The remedy of course would be to pay all permanents heads from £3,500 upwards; and indeed a very strong case could be made for this. A really effective public demand for the best possible university in this country might well provide the starting point for a general spreading of margins throughout all State-paid services.

Indeed, the Government has committed itself to the view that a spreading of margins to a certain extent would be desirable; yet its current salary increases hardly seem to go far enough in this direction. One cannot help suggesting that a bolder policy would undoubtedly pay very substantial dividends in the long run in the efficiency of the State services and the well being of the country.

Enter mediocrity?

However, that is a battle yet to be fought; and it must be fought very largely by attacking the current public opinion which favours egalitarianism (dare one soy it?) mediocrity.

For it is mediocrity against which the battle for higher university salaries must ultimately be aimed. The University of New Zealand has up till now been well served in the quality and devotion of her teachers. Her students have held their own in the universities of other lands and have carried off their fair share of the highest honours.

But competent authorities assert that the competition within the English speaking countries for university staff will be greater during the next ten of fifteen years than it has ever been before. In that competition the University of New Zealand cannot afford to lag behind.
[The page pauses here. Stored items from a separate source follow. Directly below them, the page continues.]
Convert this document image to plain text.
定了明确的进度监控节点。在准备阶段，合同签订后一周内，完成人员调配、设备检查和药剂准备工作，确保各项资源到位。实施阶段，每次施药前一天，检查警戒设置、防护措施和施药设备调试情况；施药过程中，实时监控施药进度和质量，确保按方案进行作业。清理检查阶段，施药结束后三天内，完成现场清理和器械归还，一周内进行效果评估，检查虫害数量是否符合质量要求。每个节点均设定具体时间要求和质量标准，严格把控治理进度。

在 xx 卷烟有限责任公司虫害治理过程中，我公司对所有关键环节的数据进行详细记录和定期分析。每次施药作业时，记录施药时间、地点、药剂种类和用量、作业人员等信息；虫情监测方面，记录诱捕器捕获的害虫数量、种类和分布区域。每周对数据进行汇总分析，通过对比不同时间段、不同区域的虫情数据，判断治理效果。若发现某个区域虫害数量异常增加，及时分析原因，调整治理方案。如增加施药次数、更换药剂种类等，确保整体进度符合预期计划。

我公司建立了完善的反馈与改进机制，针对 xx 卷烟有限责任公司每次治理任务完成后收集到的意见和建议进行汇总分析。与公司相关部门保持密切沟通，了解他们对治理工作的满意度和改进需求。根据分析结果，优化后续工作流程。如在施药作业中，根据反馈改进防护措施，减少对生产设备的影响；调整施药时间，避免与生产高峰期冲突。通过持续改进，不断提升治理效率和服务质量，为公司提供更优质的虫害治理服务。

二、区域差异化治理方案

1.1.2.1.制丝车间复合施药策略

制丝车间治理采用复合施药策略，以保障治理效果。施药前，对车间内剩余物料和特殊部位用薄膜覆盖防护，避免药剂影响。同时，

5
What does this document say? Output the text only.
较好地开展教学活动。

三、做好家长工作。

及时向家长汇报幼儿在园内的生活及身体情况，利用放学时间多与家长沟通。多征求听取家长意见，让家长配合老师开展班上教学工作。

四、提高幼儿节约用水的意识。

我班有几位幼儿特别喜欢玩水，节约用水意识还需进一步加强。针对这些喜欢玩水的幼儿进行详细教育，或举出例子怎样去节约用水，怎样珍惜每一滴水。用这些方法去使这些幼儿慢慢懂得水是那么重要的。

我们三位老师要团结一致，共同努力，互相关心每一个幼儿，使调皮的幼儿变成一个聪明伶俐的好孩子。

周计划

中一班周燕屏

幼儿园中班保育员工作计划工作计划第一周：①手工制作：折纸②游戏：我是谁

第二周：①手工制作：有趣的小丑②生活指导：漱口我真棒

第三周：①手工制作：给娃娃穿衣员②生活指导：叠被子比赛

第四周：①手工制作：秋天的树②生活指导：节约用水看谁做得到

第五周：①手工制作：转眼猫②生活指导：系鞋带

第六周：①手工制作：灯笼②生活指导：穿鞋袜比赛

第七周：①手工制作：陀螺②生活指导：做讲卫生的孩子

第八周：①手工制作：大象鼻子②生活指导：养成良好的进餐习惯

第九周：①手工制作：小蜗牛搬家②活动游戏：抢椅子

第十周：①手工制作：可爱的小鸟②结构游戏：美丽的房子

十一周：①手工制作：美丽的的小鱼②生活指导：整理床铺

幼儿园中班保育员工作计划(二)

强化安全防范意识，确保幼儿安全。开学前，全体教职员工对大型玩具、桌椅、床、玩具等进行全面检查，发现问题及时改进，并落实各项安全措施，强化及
If she does, the drain of the best people from the existing staff will increase, and the inflow will inevitably be of people at a lower level of competence.

It is against this simple truth that the other factors that have been mentioned must be weighed.

If New Zealand is to choose mediocrity in her university system for the future, it is up to everyone to see that the choice, if it is made at all, is a conscious one, and that the Government, the political parties, and the public, have the consenuence of the choice placed fairly and squarely before them.